Because of that, experts say now is not the time to turn a blind eye when the government informs you that you are in violation of ACA provisions. Failure to comply could mean an IRS audit, which could be costly to a Minnesota or Wisconsin business, so swiftly responding to notices is recommended.
Those with experience in this relatively young area of the law know that when a company receives an exchange notice, it typically means it is considered a large employer as identified under the ACA and that one of its employees has applied for health coverage through the health care exchange. Large employers are supposed to offer coverage to workers that meets minimum standards and is "affordable."
If a worker at a big enough company receives a premium tax credit to put toward exchange coverage, the employer is required to share some of the cost by paying a penalty to the IRS. That's when notice goes out.
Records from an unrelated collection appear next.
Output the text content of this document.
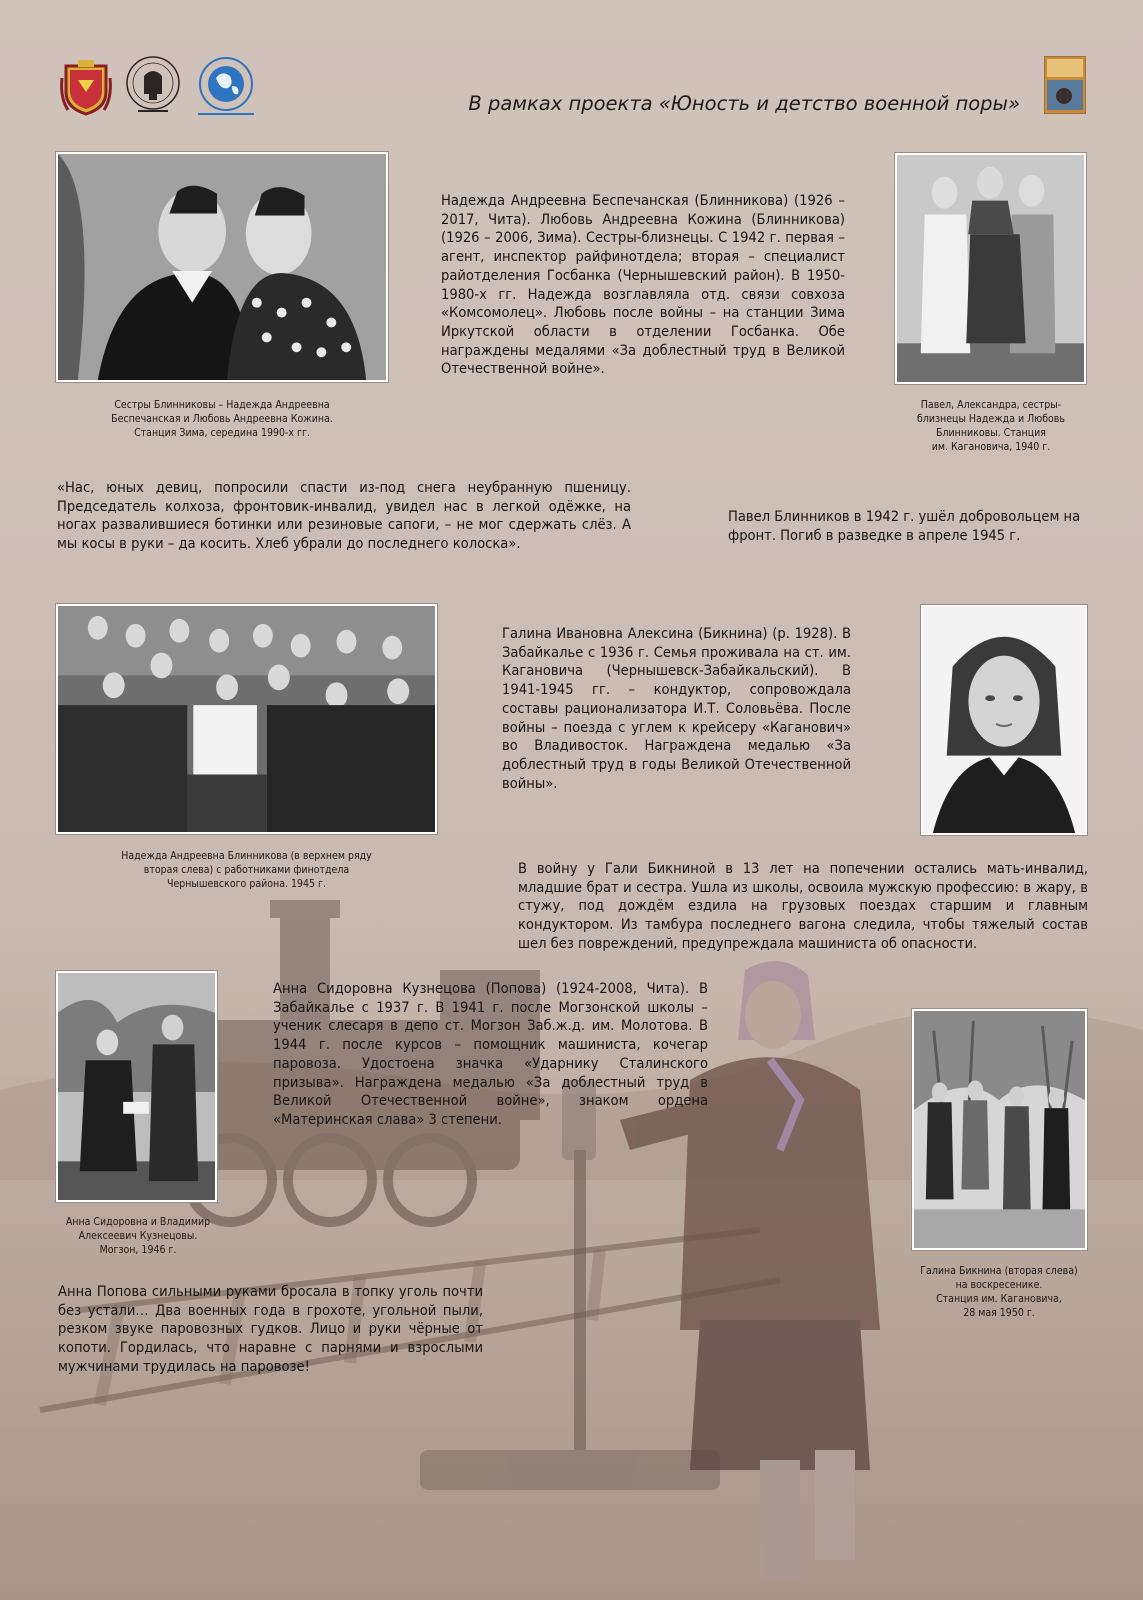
В рамках проекта «Юность и детство военной поры»
Сестры Блинниковы – Надежда Андреевна
Беспечанская и Любовь Андреевна Кожина.
Станция Зима, середина 1990-х гг.
Надежда Андреевна Беспечанская (Блинникова) (1926 –2017, Чита). Любовь Андреевна Кожина (Блинникова) (1926 – 2006, Зима). Сестры-близнецы. С 1942 г. первая – агент, инспектор райфинотдела; вторая – специалист райотделения Госбанка (Чернышевский район). В 1950-1980-х гг. Надежда возглавляла отд. связи совхоза «Комсомолец». Любовь после войны – на станции Зима Иркутской области в отделении Госбанка. Обе награждены медалями «За доблестный труд в Великой Отечественной войне».
Павел, Александра, сестры-
близнецы Надежда и Любовь
Блинниковы. Станция
им. Кагановича, 1940 г.
«Нас, юных девиц, попросили спасти из-под снега неубранную пшеницу. Председатель колхоза, фронтовик-инвалид, увидел нас в легкой одёжке, на ногах развалившиеся ботинки или резиновые сапоги, – не мог сдержать слёз. А мы косы в руки – да косить. Хлеб убрали до последнего колоска».
Павел Блинников в 1942 г. ушёл добровольцем на фронт. Погиб в разведке в апреле 1945 г.
Надежда Андреевна Блинникова (в верхнем ряду
вторая слева) с работниками финотдела
Чернышевского района. 1945 г.
Галина Ивановна Алексина (Бикнина) (р. 1928). В Забайкалье с 1936 г. Семья проживала на ст. им. Кагановича (Чернышевск-Забайкальский). В 1941-1945 гг. – кондуктор, сопровождала составы рационализатора И.Т. Соловьёва. После войны – поезда с углем к крейсеру «Каганович» во Владивосток. Награждена медалью «За доблестный труд в годы Великой Отечественной войны».
В войну у Гали Бикниной в 13 лет на попечении остались мать-инвалид, младшие брат и сестра. Ушла из школы, освоила мужскую профессию: в жару, в стужу, под дождём ездила на грузовых поездах старшим и главным кондуктором. Из тамбура последнего вагона следила, чтобы тяжелый состав шел без повреждений, предупреждала машиниста об опасности.
Анна Сидоровна и Владимир
Алексеевич Кузнецовы.
Могзон, 1946 г.
Анна Сидоровна Кузнецова (Попова) (1924-2008, Чита). В Забайкалье с 1937 г. В 1941 г. после Могзонской школы – ученик слесаря в депо ст. Могзон Заб.ж.д. им. Молотова. В 1944 г. после курсов – помощник машиниста, кочегар паровоза. Удостоена значка «Ударнику Сталинского призыва». Награждена медалью «За доблестный труд в Великой Отечественной войне», знаком ордена «Материнская слава» 3 степени.
Галина Бикнина (вторая слева)
на воскресенике.
Станция им. Кагановича,
28 мая 1950 г.
Анна Попова сильными руками бросала в топку уголь почти без устали… Два военных года в грохоте, угольной пыли, резком звуке паровозных гудков. Лицо и руки чёрные от копоти. Гордилась, что наравне с парнями и взрослыми мужчинами трудилась на паровозе!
Fortunately, there are ways to successfully appeal notices and show that the business has complied with the law. Following are a few key suggestions.
- Swift response. Quick action after receiving notice helps stall possible adverse audit action down the road.
- Keep solid employee records. Complete and accurate data rules the day. It also should be in an easy-to-access database format that can generate clear reports showing hour and payroll information by employee.
- Enlist third-party help. If collection and analysis of employee data is outside of your wheelhouse, turn to a reliable outside expert for help. They can generate necessary reports while you and your workers focus on conducting business.
- Stay responsive. Appeals can take time. Help them along by adopting an attitude of providing more information as opportunities present themselves.
Health care might seem to be a realm apart, but IRS involvement under the law keeps it in on tax turf.